Gene silencing of galectin-3 changes the biological behavior of Eca109 human esophageal cancer cells

Abstract

Galectin-3 is a multifunctional β-galactoside‑binding lectin that is involved in multiple biological functions which are upregulated in malignancies, including cell growth, adhesion, proliferation, progression and metastasis, as well as apoptosis. A previous study has confirmed the roles of galecin-3 overexpression in the biological behavior of Eca109 human esophageal cancer (EC) cells. In the present study, small interfering (si)RNA-mediated galectin-3 silencing was performed to analyze the effects of decreased galectin-3 expression on the biological behavior of EC cells. Western blot and quantitative polymerase chain reaction analyses were utilized to confirm galectin-3 knockdown at the protein and mRNA level (P<0.05 vs. siRNA-control and untransfected groups). Cell proliferation was assessed using the Cell Counting Kit-8 assay. At 72 and 96 h after transfection, the proliferation of Eca109 cells in the siRNA-Gal-3 group was decreased compared with that in the siRNA-Control and untransfected groups (P<0.001 and P=0.004, respectively). Furthermore, Transwell assays demonstrated that inhibition of galecin-3 significantly reduced the migration and invasion of Eca109 cells compared with that in the other groups (P<0.05). Finally, apoptosis of Eca109 cells was detected using Annexin V/7-amino‑actinomycin double-staining and flow cytometric analysis. Galectin-3 knockdown significantly enhanced the apoptotic rate of Eca109 cells compared with that in the siRNA-control and untreated groups (P=0.031 and P=0.047, respectively). In conclusion, following successful knockdown of galecin-3 expression in Eca109 cells, the cell proliferation, migration and invasion were reduced, while the apoptosis was enhanced, which indicates that galectin silencing may represent a therapeutic strategy for EC.

Figure 1

Protein and mRNA expression levels of galectin-3 in Eca109 human esophageal cancer cells. (A and B) Protein expression of galectin-3 in siGal3-1, siGal3-2, siRNA-Control and untreated cells was determined by western blot analysis 72 h post-transfection. A 31-kDa band representing the location of galectin-3 was visualized in four groups. Galectin-3 expression was significantly reduced in the siGal-3 groups compared with that in the in siRNA-Control and untreated groups (P<0.05). (C) mRNA expression of galectin-3 in the four groups 48 h post-transfection.
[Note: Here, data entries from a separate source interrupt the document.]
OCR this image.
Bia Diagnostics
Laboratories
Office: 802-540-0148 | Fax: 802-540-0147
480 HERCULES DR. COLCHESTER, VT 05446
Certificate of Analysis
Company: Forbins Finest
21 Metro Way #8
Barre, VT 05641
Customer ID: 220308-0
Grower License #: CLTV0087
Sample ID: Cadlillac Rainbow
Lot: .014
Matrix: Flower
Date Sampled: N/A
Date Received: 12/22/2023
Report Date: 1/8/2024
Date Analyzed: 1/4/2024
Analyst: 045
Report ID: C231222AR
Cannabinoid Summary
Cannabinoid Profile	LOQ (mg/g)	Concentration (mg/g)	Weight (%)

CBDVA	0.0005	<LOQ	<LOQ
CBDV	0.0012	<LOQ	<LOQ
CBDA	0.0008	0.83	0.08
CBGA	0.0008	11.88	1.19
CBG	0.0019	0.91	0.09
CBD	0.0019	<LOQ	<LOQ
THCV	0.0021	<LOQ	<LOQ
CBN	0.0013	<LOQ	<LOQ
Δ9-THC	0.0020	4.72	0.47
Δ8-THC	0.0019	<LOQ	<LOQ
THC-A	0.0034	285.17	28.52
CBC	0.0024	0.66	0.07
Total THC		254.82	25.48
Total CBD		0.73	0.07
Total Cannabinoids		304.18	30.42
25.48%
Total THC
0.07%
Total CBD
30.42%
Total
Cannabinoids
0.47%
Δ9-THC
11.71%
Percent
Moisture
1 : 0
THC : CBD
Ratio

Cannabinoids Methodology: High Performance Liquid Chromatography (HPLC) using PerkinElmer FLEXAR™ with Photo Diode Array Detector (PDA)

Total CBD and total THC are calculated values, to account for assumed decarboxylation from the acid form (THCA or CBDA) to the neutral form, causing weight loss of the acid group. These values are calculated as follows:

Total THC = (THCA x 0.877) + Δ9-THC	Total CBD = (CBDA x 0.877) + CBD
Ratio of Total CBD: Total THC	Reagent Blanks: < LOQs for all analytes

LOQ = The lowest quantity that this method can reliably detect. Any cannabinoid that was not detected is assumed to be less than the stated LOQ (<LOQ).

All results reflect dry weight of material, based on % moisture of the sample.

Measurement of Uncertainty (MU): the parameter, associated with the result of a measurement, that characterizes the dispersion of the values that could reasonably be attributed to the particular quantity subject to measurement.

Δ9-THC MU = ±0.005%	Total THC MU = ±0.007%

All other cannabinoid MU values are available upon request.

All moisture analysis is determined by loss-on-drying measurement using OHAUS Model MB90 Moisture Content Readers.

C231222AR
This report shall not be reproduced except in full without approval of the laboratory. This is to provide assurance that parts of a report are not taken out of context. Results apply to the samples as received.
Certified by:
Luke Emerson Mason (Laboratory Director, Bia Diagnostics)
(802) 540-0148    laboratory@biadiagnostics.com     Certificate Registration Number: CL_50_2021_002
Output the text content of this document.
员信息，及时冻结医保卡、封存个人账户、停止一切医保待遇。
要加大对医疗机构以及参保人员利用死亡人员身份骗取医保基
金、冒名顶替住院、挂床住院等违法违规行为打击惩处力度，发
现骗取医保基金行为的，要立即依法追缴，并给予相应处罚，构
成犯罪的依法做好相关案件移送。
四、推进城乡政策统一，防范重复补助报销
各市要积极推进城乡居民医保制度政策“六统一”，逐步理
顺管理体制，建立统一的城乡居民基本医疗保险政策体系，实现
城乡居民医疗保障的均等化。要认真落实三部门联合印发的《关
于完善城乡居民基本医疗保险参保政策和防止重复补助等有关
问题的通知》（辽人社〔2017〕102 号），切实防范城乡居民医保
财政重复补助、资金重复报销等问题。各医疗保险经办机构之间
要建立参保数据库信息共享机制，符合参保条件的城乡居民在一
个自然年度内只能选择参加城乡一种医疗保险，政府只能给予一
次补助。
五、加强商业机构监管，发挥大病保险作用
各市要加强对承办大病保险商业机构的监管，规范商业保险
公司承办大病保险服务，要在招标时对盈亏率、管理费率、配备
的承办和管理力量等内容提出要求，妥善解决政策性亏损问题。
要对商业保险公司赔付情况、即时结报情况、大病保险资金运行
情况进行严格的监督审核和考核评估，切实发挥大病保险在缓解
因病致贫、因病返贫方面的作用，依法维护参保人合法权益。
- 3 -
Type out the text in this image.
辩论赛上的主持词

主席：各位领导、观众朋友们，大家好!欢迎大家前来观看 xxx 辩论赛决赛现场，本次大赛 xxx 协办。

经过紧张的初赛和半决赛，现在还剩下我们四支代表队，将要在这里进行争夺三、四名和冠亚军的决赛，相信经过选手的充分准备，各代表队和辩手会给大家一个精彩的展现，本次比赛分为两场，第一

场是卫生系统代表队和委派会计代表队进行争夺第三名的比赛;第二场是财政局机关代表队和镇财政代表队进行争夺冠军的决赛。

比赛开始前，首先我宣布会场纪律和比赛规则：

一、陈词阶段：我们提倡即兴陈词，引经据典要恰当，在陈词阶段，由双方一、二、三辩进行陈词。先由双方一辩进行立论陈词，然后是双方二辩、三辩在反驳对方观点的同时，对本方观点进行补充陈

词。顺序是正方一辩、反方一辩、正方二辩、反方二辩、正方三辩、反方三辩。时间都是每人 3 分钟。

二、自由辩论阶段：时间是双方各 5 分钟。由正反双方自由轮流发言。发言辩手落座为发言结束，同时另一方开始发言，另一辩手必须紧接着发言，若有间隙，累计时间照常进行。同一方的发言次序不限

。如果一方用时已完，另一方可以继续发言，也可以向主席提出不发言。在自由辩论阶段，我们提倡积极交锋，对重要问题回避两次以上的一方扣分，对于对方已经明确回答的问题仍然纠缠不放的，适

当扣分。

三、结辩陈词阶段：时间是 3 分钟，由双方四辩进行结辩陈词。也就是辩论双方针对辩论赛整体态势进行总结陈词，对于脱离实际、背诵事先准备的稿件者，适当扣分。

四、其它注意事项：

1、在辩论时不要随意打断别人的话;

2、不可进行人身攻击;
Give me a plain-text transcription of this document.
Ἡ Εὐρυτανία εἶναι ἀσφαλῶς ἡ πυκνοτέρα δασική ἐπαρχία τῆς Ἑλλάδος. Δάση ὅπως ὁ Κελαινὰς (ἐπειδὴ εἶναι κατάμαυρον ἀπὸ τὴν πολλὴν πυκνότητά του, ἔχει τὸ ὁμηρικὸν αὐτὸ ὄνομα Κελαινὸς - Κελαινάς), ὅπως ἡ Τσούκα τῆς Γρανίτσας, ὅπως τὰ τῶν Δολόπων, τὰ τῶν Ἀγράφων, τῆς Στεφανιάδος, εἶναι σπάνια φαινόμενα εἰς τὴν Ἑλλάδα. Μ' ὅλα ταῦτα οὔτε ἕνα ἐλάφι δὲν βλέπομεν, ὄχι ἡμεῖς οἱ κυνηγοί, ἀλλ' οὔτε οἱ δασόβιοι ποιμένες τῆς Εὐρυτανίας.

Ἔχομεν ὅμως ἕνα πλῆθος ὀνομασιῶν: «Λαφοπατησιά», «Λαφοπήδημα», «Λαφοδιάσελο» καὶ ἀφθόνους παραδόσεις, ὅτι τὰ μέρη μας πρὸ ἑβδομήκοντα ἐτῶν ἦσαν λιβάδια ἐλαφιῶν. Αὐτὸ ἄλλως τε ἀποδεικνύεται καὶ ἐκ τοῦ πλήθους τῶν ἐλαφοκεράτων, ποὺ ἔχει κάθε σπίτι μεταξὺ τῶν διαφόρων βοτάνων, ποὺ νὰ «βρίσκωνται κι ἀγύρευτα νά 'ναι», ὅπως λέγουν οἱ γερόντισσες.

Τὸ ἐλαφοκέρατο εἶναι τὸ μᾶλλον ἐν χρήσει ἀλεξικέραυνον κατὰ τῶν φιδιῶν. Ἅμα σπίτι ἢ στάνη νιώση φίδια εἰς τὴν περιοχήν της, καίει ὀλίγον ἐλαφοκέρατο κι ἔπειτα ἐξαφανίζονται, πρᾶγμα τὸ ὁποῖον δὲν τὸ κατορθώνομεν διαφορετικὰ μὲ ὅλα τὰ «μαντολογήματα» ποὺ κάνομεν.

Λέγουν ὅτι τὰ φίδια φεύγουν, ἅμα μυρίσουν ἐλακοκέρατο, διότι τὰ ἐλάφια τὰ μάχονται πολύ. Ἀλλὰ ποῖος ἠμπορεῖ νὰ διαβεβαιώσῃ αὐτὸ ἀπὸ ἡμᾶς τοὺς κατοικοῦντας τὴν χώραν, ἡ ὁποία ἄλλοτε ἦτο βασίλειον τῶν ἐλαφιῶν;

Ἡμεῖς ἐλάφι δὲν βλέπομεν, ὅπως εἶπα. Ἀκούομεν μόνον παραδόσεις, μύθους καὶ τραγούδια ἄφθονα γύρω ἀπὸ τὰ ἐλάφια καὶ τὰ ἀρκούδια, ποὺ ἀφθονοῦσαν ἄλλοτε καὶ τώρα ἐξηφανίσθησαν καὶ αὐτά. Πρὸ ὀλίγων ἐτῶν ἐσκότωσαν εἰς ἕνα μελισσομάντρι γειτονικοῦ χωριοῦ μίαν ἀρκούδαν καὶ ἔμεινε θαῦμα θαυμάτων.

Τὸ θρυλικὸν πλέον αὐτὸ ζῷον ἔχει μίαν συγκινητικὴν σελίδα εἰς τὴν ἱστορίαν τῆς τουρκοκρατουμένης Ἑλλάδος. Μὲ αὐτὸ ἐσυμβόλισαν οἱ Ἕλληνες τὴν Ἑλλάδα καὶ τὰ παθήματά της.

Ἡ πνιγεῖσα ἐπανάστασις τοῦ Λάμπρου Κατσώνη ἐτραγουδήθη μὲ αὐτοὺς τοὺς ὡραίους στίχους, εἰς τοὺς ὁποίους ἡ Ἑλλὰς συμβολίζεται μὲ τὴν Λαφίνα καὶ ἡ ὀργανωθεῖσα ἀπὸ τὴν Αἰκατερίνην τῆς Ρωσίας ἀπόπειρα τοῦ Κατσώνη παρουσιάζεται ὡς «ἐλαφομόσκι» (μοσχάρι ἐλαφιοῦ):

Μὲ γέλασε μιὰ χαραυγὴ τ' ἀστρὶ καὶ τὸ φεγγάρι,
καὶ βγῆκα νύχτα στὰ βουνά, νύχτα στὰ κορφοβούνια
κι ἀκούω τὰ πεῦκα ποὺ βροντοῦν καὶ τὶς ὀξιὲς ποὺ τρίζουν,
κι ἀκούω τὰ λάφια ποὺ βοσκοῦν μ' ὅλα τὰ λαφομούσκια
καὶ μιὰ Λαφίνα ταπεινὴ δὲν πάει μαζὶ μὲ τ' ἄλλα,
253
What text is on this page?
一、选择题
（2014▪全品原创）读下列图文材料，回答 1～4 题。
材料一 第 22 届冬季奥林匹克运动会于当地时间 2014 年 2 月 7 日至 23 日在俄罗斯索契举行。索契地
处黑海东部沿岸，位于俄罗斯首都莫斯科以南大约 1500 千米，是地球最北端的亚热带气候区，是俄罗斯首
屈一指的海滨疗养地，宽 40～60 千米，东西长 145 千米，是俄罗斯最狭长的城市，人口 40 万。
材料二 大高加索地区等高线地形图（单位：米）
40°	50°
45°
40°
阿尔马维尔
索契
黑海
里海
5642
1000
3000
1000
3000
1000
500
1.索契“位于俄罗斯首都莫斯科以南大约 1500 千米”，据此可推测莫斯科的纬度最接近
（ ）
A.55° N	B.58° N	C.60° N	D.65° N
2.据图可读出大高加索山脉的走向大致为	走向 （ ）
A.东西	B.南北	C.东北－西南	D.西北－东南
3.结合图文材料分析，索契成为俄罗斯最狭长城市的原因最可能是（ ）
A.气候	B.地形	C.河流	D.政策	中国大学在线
Compared with the siRNA-Control and untreated groups, galectin-3 was significantly reduced in the siGal-3 groups (P<0.001). Values are expressed as the mean ± standard deviation. ^*P≤0.05. siRNA, small interfering RNA; Gal, galectin.

Figure 2

Proliferation capacity of siRNA-Gal-3- and siRNA-control-transfected as well as untreated Eca109 cells. At (A) 24 h and (B) 48 h after transfection with siRNA, no significant differences were observed among three groups (P>0.05). (C) At 72 h after transfection, the proliferation of Eca109 cells in the siRNA-Gal-3 group was lower than that in the siRNA-control group. (D) At 96 h after transfection, the siRNA-Gal-3 treated group showed a significantly decreased proliferation compared with that in the siRNA-control and untreated groups (P=0.004 and P=0.001, respectively). (E) Cell proliferation curve of Eca109 cells in the three groups. Values are expressed as the mean ± standard deviation. ^*P≤0.05. siRNA, small interfering RNA; Gal, galectin.

Figure 3

Gal-3 knockdown inhibits the invasive and migratory abilities of Eca109 cells. Microscopy images of crystal violet-stained cells in the siRNA-Gal-3, siRNA-Control and untreated groups, respectively, on the lower side of Transwell membranes (magnification, ×4.2) in (A–C) the invasion and (D–F) the migration assay. (G) Quantification of invaded cells revealed significantly decreased invasion in the siRNA-Gal-3 group compared with that in the siRNA- Control and untreated groups (P=0.002 and P=0.001, respectively). (H) Quantification of migrated cells revealed reduced migration of siRNA-Gal-3-treated Eca109 cells compared with that in the siRNA-Control and untreated groups (P=0.001 and P<0.001, respectively). Values are expressed as the mean ± standard deviation. ^*P≤0.05. siRNA, small interfering RNA; Gal, galectin.

Figure 4

Gal-3 knockdown enhances apoptosis of Eca109 cells. Flow cytometric analysis of apoptotic cells in the (A) siRNA-Gal-3, (B) siRNA-Control and (C) untreated groups. (D) The siRNA-Gal-3 group exhibited a significantly higher apoptotic rate than the siRNA-Control and the untreated group (P=0.031 and P=0.047, respectively). Values are expressed as the mean ± standard deviation. ^*P≤0.05. siRNA, small interfering RNA; Gal, galectin; 7-AAD, 7-amino-actinomycin; PE, phycoerythrin.